Monday, May 18, 2020

Bottom rail on top, this time


After the Civil War there was brief period referred to as “Reconstruction” where the victorious Union Army enforced—or attempted to enforce—the implementation of the 14th and 15th Amendments in southern states. This included the temporary disenfranchisement of former Confederate officials, but it was the fact that in many southern states freed slaves actually outnumbered whites meant that as a voting block they had the ability to dominate state legislatures. However, this only lasted as long as the federal government enforced of the rights of former slaves. After Reconstruction ended and white Southerners retook control of their states, Jim Crow laws went into effect, bringing with it black disenfranchisement and new forms of slavery, like the peonage system.

But while it lasted, an escaped or newly freed slave could boast to his former master that this time it was “bottom rail on top.” This can also be said of the past two months of the COVID-19 pandemic, in which we find that it isn’t egotistical and narcissistic “high-tech” workers and others who thumb their noses at “inferior” so-called “low-skill” workers who are “essential” to maintaining civilization, but those on the “bottom rail,” like farm and food processing workers, maintenance and janitorial workers, warehouse workers, mail carriers, delivery drivers, shelf-stockers, and assembly line workers making survival gear like face masks and rubber gloves. Virtually the only “high skill” workers who are “essential” are those involved in the health care industry. 

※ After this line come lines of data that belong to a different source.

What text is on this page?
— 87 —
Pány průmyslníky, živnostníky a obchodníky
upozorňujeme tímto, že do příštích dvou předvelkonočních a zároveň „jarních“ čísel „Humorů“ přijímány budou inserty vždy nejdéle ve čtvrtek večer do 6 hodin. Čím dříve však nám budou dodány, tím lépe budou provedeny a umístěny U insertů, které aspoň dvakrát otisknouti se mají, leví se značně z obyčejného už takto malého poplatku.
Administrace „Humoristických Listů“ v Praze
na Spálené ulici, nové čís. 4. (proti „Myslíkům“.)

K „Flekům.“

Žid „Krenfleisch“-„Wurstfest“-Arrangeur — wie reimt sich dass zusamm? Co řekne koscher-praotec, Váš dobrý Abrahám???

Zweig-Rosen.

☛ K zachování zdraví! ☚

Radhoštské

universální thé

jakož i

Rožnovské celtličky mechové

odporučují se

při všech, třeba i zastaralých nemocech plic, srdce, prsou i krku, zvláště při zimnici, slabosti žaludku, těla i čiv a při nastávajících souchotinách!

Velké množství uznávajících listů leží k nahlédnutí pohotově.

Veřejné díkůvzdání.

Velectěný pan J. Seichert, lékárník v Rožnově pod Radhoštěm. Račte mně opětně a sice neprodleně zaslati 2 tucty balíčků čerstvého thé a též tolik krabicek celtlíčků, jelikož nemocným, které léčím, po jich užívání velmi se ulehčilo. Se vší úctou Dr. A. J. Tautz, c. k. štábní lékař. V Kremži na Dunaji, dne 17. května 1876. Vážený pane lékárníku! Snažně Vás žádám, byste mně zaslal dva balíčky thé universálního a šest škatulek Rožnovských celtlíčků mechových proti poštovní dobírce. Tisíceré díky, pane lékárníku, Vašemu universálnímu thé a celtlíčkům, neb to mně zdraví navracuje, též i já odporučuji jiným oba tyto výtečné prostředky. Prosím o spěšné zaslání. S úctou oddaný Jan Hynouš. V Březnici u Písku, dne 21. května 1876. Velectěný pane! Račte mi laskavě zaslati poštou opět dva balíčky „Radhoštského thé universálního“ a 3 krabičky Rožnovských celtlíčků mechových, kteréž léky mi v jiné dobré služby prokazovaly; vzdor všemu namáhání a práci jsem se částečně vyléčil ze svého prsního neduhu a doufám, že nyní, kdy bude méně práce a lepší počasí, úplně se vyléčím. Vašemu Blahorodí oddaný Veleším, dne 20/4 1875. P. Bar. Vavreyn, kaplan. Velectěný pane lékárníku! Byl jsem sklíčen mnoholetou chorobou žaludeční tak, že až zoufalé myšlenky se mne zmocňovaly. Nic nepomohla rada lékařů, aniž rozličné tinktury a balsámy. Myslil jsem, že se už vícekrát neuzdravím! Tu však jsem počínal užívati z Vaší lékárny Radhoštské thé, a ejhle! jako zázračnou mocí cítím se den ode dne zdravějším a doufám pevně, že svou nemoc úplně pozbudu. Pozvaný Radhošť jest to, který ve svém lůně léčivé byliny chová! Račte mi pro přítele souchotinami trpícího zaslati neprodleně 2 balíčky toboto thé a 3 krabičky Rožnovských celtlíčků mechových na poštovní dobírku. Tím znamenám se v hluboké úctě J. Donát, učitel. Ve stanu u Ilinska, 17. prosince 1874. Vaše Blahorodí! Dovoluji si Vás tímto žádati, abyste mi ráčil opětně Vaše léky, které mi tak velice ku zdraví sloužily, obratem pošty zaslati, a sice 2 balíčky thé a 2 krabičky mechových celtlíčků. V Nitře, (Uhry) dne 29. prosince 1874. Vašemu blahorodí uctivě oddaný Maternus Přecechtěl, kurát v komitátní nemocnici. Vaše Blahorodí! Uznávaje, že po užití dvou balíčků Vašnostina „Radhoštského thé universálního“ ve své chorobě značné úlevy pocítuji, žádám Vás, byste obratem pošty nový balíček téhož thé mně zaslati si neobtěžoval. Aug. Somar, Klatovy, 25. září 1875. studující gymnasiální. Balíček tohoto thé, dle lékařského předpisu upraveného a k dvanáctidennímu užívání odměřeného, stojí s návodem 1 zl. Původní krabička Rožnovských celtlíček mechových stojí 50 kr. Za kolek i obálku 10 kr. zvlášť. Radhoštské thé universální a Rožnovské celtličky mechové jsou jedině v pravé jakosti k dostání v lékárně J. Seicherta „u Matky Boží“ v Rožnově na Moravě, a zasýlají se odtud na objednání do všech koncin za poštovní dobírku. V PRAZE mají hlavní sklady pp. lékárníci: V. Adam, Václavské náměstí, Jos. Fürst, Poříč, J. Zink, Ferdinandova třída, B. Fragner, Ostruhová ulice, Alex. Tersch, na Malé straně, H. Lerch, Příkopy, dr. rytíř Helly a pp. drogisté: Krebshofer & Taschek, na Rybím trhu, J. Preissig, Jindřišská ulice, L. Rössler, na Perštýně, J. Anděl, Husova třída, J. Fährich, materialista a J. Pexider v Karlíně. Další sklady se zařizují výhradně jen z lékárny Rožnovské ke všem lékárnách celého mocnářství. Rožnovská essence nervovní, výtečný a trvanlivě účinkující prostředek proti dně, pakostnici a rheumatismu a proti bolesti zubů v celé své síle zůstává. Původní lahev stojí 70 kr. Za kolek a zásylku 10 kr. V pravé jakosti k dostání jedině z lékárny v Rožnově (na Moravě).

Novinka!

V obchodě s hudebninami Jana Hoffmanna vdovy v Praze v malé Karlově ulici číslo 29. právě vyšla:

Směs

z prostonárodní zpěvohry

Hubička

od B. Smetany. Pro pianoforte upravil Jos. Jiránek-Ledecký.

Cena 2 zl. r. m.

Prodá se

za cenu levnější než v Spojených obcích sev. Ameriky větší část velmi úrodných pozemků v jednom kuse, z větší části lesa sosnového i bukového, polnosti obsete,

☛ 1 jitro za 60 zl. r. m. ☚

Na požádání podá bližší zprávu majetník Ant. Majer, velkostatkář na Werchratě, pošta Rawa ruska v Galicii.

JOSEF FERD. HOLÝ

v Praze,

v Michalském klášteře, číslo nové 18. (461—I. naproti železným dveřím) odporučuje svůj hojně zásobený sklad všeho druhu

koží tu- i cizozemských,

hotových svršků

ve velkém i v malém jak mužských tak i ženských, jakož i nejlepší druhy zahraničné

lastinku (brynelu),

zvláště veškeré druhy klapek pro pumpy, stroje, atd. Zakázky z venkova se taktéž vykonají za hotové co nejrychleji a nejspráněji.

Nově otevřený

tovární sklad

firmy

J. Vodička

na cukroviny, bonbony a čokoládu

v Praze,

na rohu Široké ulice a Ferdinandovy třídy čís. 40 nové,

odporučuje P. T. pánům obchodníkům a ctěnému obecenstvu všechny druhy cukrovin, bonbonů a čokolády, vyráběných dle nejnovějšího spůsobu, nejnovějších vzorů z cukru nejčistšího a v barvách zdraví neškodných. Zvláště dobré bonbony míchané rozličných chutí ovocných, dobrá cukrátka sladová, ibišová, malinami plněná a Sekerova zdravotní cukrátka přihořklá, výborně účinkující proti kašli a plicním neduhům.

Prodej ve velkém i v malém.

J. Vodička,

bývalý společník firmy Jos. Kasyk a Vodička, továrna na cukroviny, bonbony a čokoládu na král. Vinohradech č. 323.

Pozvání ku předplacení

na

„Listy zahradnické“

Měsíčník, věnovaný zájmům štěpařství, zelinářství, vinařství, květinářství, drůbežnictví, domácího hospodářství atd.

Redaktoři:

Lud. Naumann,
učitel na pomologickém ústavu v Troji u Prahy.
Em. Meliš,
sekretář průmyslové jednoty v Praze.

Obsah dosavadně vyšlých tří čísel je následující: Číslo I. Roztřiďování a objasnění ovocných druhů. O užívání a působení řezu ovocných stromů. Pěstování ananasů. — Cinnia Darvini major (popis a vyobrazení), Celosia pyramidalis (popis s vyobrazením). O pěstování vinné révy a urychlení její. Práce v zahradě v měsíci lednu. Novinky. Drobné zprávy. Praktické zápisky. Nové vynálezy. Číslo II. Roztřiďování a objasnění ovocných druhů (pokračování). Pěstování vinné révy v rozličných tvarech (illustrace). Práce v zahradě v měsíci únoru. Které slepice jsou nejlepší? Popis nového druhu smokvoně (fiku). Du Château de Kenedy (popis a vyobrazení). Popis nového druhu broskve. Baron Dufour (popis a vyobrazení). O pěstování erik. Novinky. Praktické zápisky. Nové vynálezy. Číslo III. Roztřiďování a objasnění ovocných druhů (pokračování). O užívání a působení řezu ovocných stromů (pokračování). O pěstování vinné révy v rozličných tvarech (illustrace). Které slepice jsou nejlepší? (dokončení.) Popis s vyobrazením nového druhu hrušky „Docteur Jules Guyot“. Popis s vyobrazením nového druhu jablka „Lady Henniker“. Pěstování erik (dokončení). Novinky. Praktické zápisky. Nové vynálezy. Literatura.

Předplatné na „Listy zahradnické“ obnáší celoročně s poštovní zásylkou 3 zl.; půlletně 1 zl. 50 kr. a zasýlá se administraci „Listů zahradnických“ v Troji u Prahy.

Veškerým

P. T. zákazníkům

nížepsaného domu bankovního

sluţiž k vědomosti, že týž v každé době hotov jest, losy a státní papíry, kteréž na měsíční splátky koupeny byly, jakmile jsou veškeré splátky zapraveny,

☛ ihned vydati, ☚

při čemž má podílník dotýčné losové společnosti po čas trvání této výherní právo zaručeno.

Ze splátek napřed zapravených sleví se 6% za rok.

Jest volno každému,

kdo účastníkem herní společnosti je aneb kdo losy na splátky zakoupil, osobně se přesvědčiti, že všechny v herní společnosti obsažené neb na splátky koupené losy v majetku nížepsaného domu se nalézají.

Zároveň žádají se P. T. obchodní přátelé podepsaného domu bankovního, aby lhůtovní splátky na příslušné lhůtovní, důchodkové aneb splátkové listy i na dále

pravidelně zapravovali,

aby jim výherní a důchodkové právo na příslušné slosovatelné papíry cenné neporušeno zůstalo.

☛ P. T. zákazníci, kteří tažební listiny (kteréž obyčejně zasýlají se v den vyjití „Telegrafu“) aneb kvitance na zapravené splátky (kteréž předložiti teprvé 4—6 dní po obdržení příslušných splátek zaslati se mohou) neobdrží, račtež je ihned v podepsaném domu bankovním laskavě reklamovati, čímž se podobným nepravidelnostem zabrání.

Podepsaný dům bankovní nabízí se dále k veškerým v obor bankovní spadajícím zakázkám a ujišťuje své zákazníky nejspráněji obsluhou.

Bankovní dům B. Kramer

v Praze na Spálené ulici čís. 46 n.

Still there are those like Forbes, which is citing labor department statistics that claim that  the unemployment rate for “high-tech” workers, such as computer programmers and IT phone operators, have not seen significant impact. Most of these people are claimed to be working “remotely” at home, but as Stanford economics professor Nicolas Bloom said in Vox, most of these people are not doing productive work during the pandemic: “Most creativity is done in face-to-face environments. It encourages you to be ambitious and motivated. Full-time at home can be pretty miserable… Productivity now will be down dramatically. As a personal example, I have four kids and they’re at home, and I’m struggling to get anything done. And it’s not just that, it’s also that motivation and creativity come from being around other people. So I find it hard to be creative and, honestly, find it hard to self-motivate myself if I’m stuck in, you know, one room at home day in and day out.” So what do such people do in reality? They put on their ridiculous skin-tights and “work remotely” jogging and bike riding just to get out of the house.

Other “non-essential” workers: Donald Trump, William Barr, Stephen Miller and Trump’s newest press secretary, Kayleigh McEnany, who has absurdly received “praise” for being “well prepared” to spin the Trump administration’s lies. Deborah Birx is probably a non-essential worker, given that she is now clearly recognized as a Trump stooge willing to spin the COVID-19 pandemic politically to satisfy his arbitrary whims. And of course, Jared Kushner and Ivana Trump are non-essential as well. Most of the Fox News crew are also non-essential given their habit of spreading misleading and dangerous disinformation; the latest proof of this is Trump’s claim that he has been taking the anti-malarial drug hydroxychloroquine for the past week, after it had been touted as a “miracle” cure against the COVID-19 by Sean Hannity and Laura Ingraham, or at least until studies proved that the drug caused more deaths in clinical trials in those who took it than those who did not. 

Of course there are idiots in this world who hate so much to be proven wrong they insist on doing the wrong thing anyways, like Trump. Anything Trump says these days should be regarded as “non-essential,” save for the unfortunate fact that the country’s current slave “massa” has those dangerous familiars out there converting his insanity to everyday reality.